Computer virus W32-NIMDA may be wreaking havoc around the nation, but The University of Memphis is proving a worthy foe.
W32-NIMDA, a dangerous new multifaceted worm virus, hit computers at The U of M and across the nation Tuesday morning. Some systems across the nation had to shut down Tuesday to combat the virus, but Tom Barton, director of Information Technology Infrastructure at The U of M, said operations on campus continued as normal.
“Most people using campus computers probably never even noticed,” Barton said.
Barton said 20 computers, 18 on campus and 2 personal computers connected to The U of M through dial-up connections, were infected and disconnected from the system as of 3 p.m. Thursday. Of those, about half have been cleaned and reconnected.

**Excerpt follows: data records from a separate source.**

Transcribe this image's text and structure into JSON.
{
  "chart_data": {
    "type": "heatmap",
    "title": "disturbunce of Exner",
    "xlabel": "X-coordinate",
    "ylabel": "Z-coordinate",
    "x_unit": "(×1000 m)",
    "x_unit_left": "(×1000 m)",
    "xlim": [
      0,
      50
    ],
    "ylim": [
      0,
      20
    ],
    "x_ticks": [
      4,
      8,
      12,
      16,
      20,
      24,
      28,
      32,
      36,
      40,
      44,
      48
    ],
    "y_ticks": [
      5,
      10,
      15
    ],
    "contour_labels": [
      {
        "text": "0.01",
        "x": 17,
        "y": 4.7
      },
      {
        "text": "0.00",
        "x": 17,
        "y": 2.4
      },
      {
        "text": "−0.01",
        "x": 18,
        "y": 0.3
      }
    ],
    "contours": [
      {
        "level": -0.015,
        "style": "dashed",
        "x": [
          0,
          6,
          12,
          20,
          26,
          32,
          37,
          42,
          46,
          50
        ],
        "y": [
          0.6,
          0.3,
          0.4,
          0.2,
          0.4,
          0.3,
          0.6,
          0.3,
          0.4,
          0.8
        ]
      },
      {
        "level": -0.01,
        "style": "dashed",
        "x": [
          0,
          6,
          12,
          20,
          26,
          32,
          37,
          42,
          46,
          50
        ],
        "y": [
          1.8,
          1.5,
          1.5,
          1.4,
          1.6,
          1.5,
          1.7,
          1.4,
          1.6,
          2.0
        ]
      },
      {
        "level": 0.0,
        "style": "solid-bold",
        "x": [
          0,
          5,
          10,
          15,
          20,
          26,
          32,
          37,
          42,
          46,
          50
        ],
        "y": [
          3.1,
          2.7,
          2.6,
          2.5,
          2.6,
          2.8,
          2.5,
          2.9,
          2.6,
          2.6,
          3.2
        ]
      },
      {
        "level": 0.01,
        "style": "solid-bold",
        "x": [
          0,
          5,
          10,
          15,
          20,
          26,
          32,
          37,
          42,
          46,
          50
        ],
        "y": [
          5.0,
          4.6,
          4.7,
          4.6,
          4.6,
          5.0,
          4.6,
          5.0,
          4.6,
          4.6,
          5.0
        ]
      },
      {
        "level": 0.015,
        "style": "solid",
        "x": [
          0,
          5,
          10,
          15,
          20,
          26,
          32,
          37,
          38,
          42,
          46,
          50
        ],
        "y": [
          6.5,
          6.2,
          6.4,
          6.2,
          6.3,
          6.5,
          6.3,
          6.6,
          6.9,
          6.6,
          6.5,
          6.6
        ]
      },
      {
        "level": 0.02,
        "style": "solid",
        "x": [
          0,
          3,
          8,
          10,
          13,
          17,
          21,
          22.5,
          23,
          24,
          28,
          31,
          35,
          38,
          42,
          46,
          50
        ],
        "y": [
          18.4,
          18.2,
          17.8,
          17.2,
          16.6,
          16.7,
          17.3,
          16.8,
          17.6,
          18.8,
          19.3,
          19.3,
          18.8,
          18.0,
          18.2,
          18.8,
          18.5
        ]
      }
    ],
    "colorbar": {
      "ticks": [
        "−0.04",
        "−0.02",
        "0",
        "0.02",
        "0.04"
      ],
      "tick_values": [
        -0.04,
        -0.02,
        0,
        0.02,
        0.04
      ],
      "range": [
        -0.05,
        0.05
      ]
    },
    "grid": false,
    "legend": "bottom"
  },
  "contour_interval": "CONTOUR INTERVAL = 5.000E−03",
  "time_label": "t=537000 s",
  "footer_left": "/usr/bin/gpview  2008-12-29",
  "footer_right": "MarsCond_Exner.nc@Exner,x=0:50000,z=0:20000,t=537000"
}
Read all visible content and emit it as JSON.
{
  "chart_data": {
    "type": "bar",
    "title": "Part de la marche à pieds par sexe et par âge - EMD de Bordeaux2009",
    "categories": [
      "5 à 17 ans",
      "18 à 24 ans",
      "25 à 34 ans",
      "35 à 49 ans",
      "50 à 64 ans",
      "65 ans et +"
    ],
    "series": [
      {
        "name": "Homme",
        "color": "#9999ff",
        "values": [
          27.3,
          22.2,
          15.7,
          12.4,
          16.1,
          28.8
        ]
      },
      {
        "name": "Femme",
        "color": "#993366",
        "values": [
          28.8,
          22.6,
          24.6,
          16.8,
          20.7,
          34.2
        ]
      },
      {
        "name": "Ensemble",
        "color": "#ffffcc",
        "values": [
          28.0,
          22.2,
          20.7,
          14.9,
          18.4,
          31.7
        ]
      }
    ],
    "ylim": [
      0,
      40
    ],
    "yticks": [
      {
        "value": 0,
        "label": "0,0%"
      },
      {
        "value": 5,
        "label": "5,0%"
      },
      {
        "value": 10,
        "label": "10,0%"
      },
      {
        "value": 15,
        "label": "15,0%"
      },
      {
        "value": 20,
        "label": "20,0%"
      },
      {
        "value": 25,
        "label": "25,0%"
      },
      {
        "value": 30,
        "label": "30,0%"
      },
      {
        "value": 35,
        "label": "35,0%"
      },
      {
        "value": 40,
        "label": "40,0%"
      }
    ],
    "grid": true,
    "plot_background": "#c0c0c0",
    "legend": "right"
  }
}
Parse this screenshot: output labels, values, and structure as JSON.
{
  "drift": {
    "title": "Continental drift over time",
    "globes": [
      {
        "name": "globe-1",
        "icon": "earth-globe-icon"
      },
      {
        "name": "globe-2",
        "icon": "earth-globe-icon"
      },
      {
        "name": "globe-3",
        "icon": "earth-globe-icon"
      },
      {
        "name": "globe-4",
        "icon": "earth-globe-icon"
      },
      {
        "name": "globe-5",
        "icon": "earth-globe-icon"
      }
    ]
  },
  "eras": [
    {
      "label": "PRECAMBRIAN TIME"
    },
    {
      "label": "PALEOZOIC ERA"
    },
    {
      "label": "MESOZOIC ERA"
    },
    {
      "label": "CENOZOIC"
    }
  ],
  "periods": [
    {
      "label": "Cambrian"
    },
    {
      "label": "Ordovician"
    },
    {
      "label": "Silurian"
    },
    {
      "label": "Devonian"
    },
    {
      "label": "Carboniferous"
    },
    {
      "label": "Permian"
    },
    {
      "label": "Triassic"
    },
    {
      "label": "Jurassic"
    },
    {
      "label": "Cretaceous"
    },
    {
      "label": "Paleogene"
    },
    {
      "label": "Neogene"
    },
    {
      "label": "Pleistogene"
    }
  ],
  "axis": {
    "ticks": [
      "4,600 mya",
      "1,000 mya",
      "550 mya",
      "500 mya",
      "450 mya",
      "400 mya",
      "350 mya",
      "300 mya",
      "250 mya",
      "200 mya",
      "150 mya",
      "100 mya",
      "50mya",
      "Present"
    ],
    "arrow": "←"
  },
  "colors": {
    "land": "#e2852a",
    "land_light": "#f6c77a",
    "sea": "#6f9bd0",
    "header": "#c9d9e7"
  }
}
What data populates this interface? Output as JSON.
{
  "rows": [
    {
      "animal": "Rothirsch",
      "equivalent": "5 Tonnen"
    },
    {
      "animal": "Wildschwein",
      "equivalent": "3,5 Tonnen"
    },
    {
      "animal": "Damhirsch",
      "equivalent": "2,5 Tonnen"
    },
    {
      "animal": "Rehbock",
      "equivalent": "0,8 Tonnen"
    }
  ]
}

W32-NIMDA has been classified as a Category 4 virus, which means high potential distribution and high potential damage, according to Symantec, a company that identifies and fights new computer viruses.
According to Gary Houck, manager of special projects for International Paper, the “W32” in the name refers to 32-bit Microsoft Windows operating systems, the systems W32-NIMDA attacks. Windows 98, NT, 2000 and ME are 32-bit systems.
W32-NIMDA’s replication eats up computers’ resources, bogging them down to such a slow rate of operation that the virus triggers denial-of-service, which is computer jargon for when computers are too clogged to do anything at all.
“The virus is an upside-down pyramid,” Houck said. “It’s exploding.”
Houck said W32-NIMDA can modify, delete and move key files.
But The U of M has escaped the worst, according to Barton.
“The 20 infected computers are a drop in the bucket compared to what could have happened,” Barton said.
Barton said The U of M has been successfully defending itself against W32-NIMDA because most of the computers in the system had already been updated to combat Code Red, the premiere scary virus of the summer, in July and August.
Users can protect their computers from Code Red and now W32-NIMDA by downloading a patch from the Symantec.com website.
The worm is considered to be a worse threat than Code Red. While Code Red had only two ways to spread itself through computer networks, W32-NIMDA has about 14 ways, including mass-mailing itself to other systems in a user’s stored address book. Both viruses can actively scan computer systems for vulnerabilities through which they attack, but Barton said the similarities end there.
“The rest is different,” Barton said. “While there’s nothing inherently new about NIMDA, what is new is its combination and aggression. The rate at which it scans (for weaknesses) is like nothing we’ve ever seen before.”
Barton said the rapidity, aggression and versatility of W32-NIMDA are what make it a worse threat than Code Red.
The first infected computer was discovered at 8:22 a.m. Tuesday morning. The most recently infected computer, as of press time, was found at 11:24 a.m. Thursday.
Although some computers on campus are still vulnerable, Barton said The U of M is conducting desktop-level support to protect University computers.
Barton and Houck said there is no evidence of where the virus came from.
“No one has any clue of the origin of this thing,” Barton said.
Houck said the name “NIMDA” is “ADMIN” reversed, but he does not know why the virus was given the name.
“Just to be cool, I guess,” Houck said. “But (the creators) are not very cool in my book. They ought to be given a long walk off of a short pier.”